189. Common brick should be laid in a bed of mortar at least 3/16, and not more than 3/8 of an inch thick. Every joint and space in the walls, not occupied by other material, should be filled with mortar.

The best way to allow for the thickness of the mortar joint is by the height of eight courses of brick, measured in the wall. This height should not exceed by more than 2 inches, the height of eight courses of the same brick laid dry. As common brick are usually quite rough and uneven, it is not always easy to determine the thickness of a single joint, but the variations from the above rule, in any eight courses that may be selected, should be very slight.

Pressed brick, being usually quite true and smooth, may be laid with a 1/8-inch joint, though a 3/16-inch joint is probably stronger, as it permits the use of more mortar, thus filling the joints better.

190. The best method of building a brick wall is as follows: The two outside courses are laid first; the mortar is spread with a trowel, along the top of the last course of brick, to form a bed for the brick to lie on; next some of the mortar is scraped against the outer vertical edge of the last brick laid, and then the brick to be laid is pressed into its place with a sliding motion, which forces the mortar to completely fill the joint. Having continued the inside and outside courses of brick to an angle or opening, the space between the brick should be filled with a bed of soft mortar, and the bricks pressed into this mortar with a downward slanting motion, so as to press the mortar up into the joints; this method of laying is called shoving. If the mortar is not too stiff, and is thrown into the space between the inner and outer courses of brick with some force, it will completely fill the upper part of the joints in the brickwork, which are not filled by the shoving process. A brick wall laid up in this way will be very strong and difficult to break down.

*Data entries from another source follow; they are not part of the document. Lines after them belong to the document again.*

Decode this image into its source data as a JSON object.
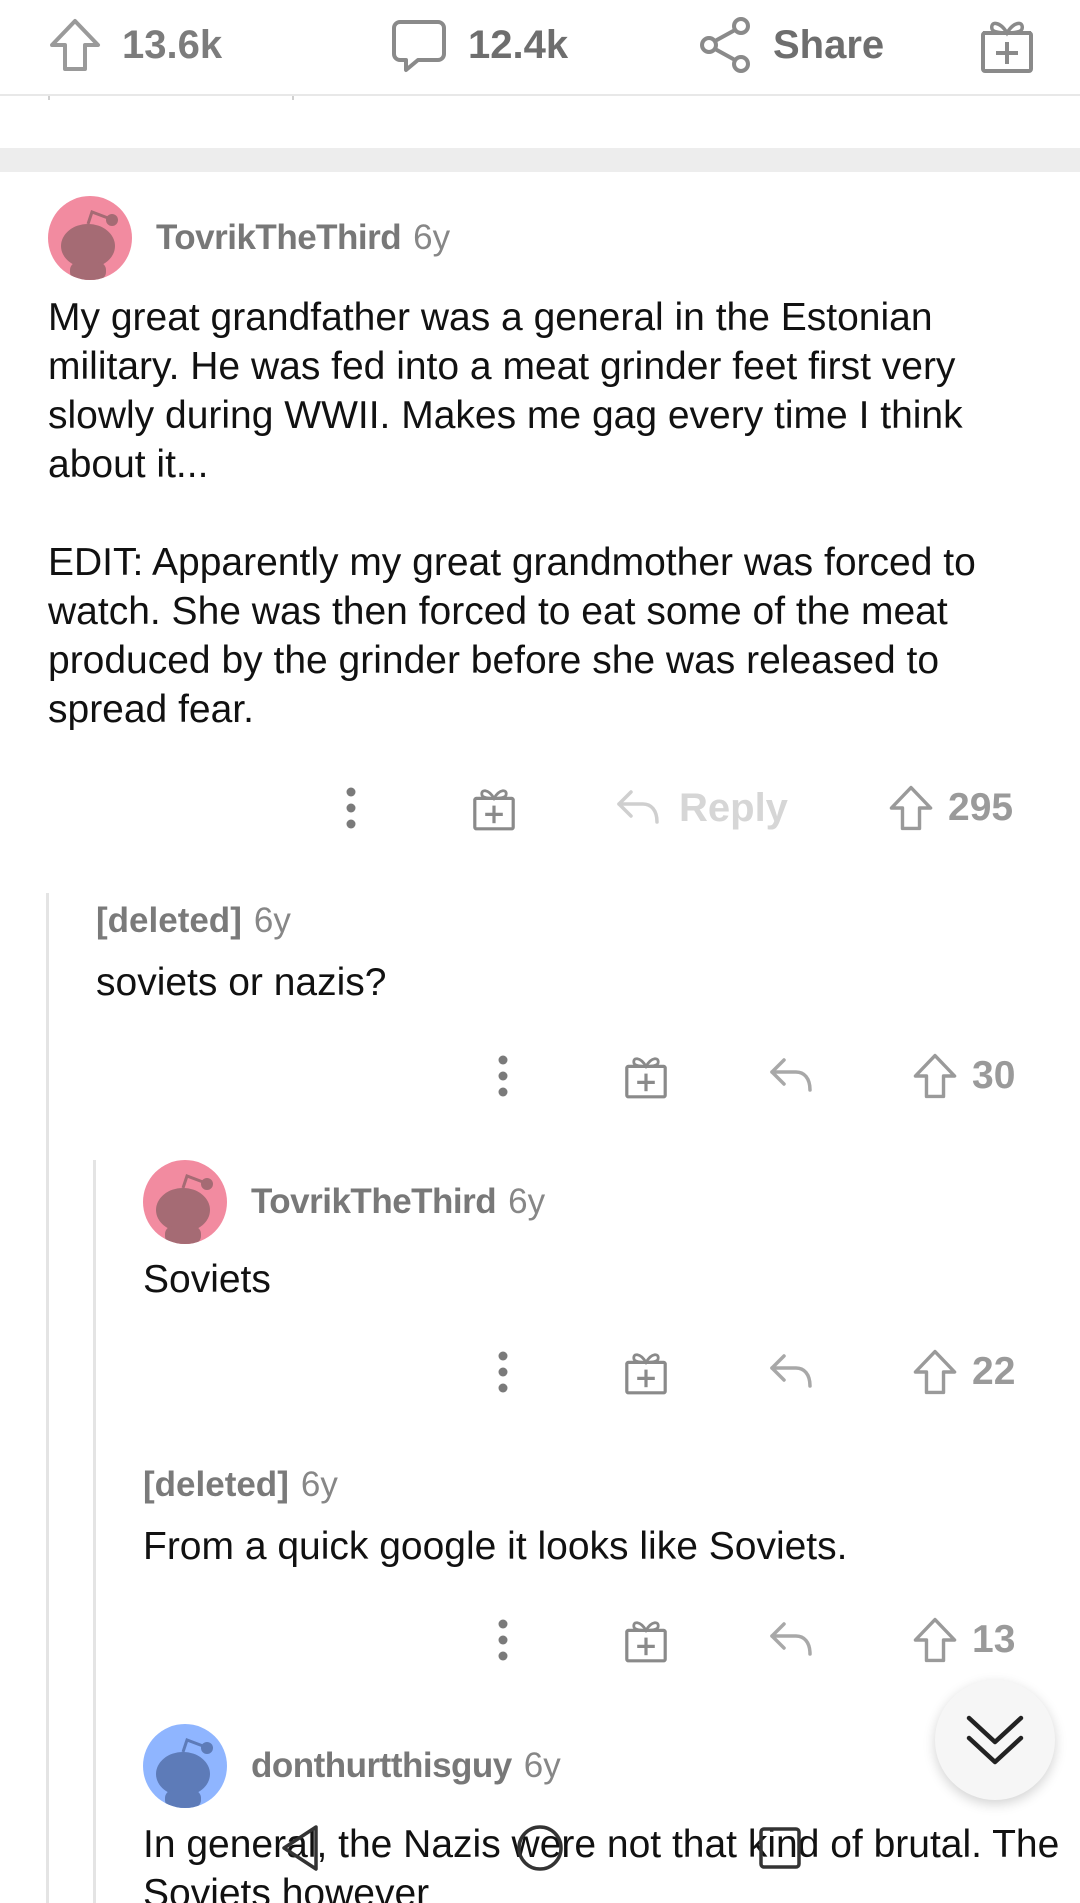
{
  "topbar": {
    "upvotes": "13.6k",
    "comments": "12.4k",
    "share_label": "Share",
    "icons": [
      "upvote-arrow-icon",
      "comment-bubble-icon",
      "share-icon",
      "gift-award-icon"
    ]
  },
  "colors": {
    "avatar_pink": "#f28ba0",
    "avatar_blue": "#8fb5ff",
    "muted_text": "#7c7c7c",
    "separator": "#ededed"
  },
  "comments": [
    {
      "username": "TovrikTheThird",
      "age": "6y",
      "paragraphs": [
        "My great grandfather was a general in the Estonian military. He was fed into a meat grinder feet first very slowly during WWII. Makes me gag every time I think about it...",
        "EDIT: Apparently my great grandmother was forced to watch. She was then forced to eat some of the meat produced by the grinder before she was released to spread fear."
      ],
      "reply_label": "Reply",
      "votes": "295"
    },
    {
      "username": "[deleted]",
      "age": "6y",
      "text": "soviets or nazis?",
      "votes": "30"
    },
    {
      "username": "TovrikTheThird",
      "age": "6y",
      "text": "Soviets",
      "votes": "22"
    },
    {
      "username": "[deleted]",
      "age": "6y",
      "text": "From a quick google it looks like Soviets.",
      "votes": "13"
    },
    {
      "username": "donthurtthisguy",
      "age": "6y",
      "text": "In general, the Nazis were not that kind of brutal. The Soviets however"
    }
  ],
  "navbar": {
    "icons": [
      "back-triangle-icon",
      "home-circle-icon",
      "recents-square-icon"
    ]
  }
}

Another method of laying in the brick between the inside and outside courses in a wall is to spread a bed of mortar, and on this lay the dry brick. If the bricks are laid with open joints and thoroughly slushed up with mortar, it makes good work; but unless the workmen are carefully watched, the joints do not get filled with mortar, and the wall will not be as strong as when the bricks are shoved.

191, Some bricklayers lay the inside courses dry on a bed of mortar, as described in the previous paragraph, and then fill all the joints full of very thin mortar. This is called grouting. No more mortar should be used than will fill all the joints. This method is not considered as good as those previously mentioned, because the mortar, being so thin, lacks cohesion, and does not bind the brick together as well as does stiffer and more tenacious mortar. Grouting should never be done in freezing weather; the mortar contains so much water that it freezes very readily and is then useless as a bond.